Sunday, January 13, 2008

C. S. Lewis in Praise of Evolution

Did you know that Phlip Pullman's His Dark Materials (the trilogy of which The Golden Compass is the first book) is actually based upon an idea that C. S. Lewis praised? It's true. In an essay posthumously published first in the anthology Christian Reflections, Lewis had this to say about what he termed "Popular Evolution or Developmentalism":

Not merely terrestrial organisms but everything is moving 'upwards and onwards'. Reason has 'evolved' out of instinct, virtue out of complexes, poetry out of erotic howls and grunts, civilization out of savagery, the organic out of inorganic, the solar system out of some sidereal soup or traffic block. And conversely, reason, virtue, art and civilization as we know them are only crude or embryonic beginnings of far better things--perhaps Deity itself--in the remote future. ... nothing seems more normal, more natural, more plausible, than that chaos should turn into order, death into life, ignorance into knowledge. ... It is one of the most satisfying dramas which have ever been imagined.
"Imagined." Lewis asserts that the popular view of Evolution, although a thrilling idea, is an imagined "Myth." In fact, this essay is entitled "The Funeral of the Great Myth." Popular Evolution or Developmentalism, Lewis says, must be kept separate from the Theory of Evolution as taught by "modern scientists."

I do not mean that the doctrine of Evolution as held by practising biologists is
a Myth.

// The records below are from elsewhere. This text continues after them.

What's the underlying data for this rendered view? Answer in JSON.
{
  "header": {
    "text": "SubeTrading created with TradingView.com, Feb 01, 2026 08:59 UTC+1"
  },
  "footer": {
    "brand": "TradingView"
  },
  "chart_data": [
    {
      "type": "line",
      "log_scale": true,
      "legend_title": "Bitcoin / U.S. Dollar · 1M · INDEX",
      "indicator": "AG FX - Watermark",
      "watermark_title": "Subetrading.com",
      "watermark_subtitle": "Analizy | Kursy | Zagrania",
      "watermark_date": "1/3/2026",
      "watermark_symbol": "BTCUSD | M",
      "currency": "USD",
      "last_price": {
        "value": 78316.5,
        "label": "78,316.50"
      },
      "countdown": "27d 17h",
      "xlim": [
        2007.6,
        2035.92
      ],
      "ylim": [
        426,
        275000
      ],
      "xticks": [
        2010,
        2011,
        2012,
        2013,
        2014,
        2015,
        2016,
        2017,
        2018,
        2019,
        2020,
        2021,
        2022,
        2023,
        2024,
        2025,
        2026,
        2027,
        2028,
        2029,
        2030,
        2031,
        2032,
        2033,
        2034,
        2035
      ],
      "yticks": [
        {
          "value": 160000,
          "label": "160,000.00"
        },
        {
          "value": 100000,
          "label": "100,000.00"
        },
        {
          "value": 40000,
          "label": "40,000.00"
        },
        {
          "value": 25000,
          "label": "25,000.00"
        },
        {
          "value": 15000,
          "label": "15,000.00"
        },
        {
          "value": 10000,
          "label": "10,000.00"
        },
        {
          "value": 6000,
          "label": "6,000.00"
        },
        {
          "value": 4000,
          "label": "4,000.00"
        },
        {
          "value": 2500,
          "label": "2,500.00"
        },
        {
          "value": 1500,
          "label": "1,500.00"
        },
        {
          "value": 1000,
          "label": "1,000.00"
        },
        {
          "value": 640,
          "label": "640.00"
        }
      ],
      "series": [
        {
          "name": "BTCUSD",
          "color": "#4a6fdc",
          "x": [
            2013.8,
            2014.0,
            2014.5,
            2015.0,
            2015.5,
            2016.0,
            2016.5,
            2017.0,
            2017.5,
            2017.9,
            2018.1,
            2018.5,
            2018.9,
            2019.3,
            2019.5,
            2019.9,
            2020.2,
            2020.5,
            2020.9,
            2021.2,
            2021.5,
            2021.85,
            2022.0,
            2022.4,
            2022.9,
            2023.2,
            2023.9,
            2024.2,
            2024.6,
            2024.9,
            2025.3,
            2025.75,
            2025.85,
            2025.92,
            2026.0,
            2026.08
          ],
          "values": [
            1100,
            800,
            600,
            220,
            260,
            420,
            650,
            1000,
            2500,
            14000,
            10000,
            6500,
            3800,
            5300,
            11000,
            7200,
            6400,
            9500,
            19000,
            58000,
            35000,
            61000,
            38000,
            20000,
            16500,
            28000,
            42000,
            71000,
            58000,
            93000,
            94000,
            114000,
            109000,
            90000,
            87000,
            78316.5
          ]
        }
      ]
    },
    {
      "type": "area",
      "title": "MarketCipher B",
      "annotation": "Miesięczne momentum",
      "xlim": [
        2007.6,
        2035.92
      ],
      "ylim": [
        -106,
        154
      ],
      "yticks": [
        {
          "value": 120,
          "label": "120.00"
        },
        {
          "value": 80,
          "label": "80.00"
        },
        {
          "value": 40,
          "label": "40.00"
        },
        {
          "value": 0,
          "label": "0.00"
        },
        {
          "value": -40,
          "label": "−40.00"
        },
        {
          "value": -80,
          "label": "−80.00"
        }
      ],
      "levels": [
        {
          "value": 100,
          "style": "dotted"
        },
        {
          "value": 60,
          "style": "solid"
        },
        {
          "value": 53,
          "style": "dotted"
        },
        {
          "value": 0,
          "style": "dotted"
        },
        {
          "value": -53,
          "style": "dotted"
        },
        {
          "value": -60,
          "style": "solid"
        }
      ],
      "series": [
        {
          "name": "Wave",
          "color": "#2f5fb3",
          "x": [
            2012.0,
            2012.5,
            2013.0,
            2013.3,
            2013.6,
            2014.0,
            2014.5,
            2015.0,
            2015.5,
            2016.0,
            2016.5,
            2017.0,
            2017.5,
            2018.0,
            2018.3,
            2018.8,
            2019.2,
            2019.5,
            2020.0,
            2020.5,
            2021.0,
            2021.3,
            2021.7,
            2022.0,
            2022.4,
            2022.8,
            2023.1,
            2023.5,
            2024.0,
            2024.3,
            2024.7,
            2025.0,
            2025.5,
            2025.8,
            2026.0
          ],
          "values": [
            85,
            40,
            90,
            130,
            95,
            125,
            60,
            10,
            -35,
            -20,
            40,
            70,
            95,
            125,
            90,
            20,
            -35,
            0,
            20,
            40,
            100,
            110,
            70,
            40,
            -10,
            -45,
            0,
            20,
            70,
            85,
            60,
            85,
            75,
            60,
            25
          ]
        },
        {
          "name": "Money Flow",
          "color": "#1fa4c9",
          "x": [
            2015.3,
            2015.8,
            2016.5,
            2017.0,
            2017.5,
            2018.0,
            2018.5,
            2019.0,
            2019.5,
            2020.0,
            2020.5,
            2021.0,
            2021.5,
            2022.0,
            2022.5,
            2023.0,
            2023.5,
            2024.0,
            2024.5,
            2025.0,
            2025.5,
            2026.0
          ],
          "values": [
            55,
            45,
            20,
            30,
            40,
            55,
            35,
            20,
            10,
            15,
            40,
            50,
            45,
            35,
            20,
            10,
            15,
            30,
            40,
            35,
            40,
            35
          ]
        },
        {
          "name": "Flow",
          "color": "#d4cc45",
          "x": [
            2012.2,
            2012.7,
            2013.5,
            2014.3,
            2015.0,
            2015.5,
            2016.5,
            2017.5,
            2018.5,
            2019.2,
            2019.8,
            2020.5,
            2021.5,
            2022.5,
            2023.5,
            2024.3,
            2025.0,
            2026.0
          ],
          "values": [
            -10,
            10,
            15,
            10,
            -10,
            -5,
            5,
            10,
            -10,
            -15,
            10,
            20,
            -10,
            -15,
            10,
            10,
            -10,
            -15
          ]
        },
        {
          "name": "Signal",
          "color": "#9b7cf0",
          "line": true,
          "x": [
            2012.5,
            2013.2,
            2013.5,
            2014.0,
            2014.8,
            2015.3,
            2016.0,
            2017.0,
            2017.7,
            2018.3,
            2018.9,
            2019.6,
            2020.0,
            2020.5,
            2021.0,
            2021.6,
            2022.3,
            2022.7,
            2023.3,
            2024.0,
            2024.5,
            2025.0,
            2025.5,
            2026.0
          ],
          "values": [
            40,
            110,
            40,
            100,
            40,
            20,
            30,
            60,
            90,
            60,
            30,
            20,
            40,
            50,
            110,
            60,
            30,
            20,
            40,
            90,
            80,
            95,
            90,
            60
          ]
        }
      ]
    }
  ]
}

It may be shown, by later biologists*, to be a less satisfactory
hypothesis than was hoped fifty years ago [the beginning of the twentieth
century]. But that does not amount to being a Myth.

I assume that this essay was written in the early 1960's shortly before Lewis's death. His "funeral oration" for Popular Evolution seems rather premature. (Perhaps this is one reason the essay was not published while he was still alive.) But he does seem to be correct about the mythical nature of popularized Evolution. He asserts that Popular Evolution is different than Evolutionary Theory because it pre-dates Darwin, and because it differs in content from the "scientific theory." Lewis reminds us that the writings of Keats and Wagner were inspiration for the idea of Delelopmentalism, and pre-date The Origin of Species. Scientific Evolution is a biological theorem. Popular Evolution, with much of its emphasis on Man's improvement, tends to be rather metaphysical. As has been popularized especially in science fiction, it asserts that the next stage of our evolution will be upward, even though the scientist recognizes that changes in species for the better are the exception rather than the rule.

I have been reading Pullman's trilogy, and have made it about half way through the third book. What the series apparently is about is humanity reaching toward its next phase in the evolutionary process. In this version of the Myth, god is trying to keep us from evolving. He wants to keep us under control lest we take his place. In the Dark Materials universe(s), god himself has evolved from matter, but has lied saying he created all other creatures. The lie is perpetrated so he can gain permanent control over everything. Dust, which is composed of conscious elementary particles (Think of the midi-chlorians in Star Wars, only smaller.), stand in his way. They are the repository of Truth; god is a liar.

For Lewis, the next stage of our evolution will come about when God changes us into something better than we are now, not when we when we get rid of God and "develop" on our own. God desires to lead us into all Truth, not keep it from us. His Truth will set us free to be all we were meant to be, not some evolutionary process.


*There are stirrings in the scientific world that some "later biologists" are beginning to doubt the validity of traditional evolutionary theory. And this is not just from the Creation Science domain. As early as 1986, Michael Denton's Evolution: A Theory in Crisis, pointed out that research in microbiology and other fields shows that the complexity involved in living cells is a huge hurdle that evolutionary theory has a very difficult time jumping over. Michael Behe's Darwin's Black Box is another book on the subject, with an updated version published in 2006. These books have not been well received in the scientific community, however, and the controversy over the Theory continues.


Anonymous said...

I have parused you site as i was browsing about CS Lewis/Kay Lindskoog and W. Hooper. It is quite refreshing to see someone who speaks with astute civility. I was going to go to a seminar on CS Lewis and decided not to because of the persaons association with Hooper. i actually was honored to speak to Katherine Lindskoog many years ago when the "controversy just started on the internet some 15 years ago. I was refreshed by her unwillingness to castigate any on the Dark Tower and related issues. I read your piece on this from last year and felt vindicated in my perception of the Dark Tower as something kind of strange even before the controversy. Anyway i trust God will bless you and your still small voice reflects His Still Small Voice.
Under the Lions Mane, Steve

Mark said...

Thank you for your kind comments, Steve. I am glad someone is actually reading this!

I have no idea at this point if Lindskoog was right, but, as I said in my article, I was impressed also by her "unwillingness to castigate." It seems to me that many questions are still left unanswered by Hooper, et al. Perhaps some day some Lewis scholar will take the time to investigate this further.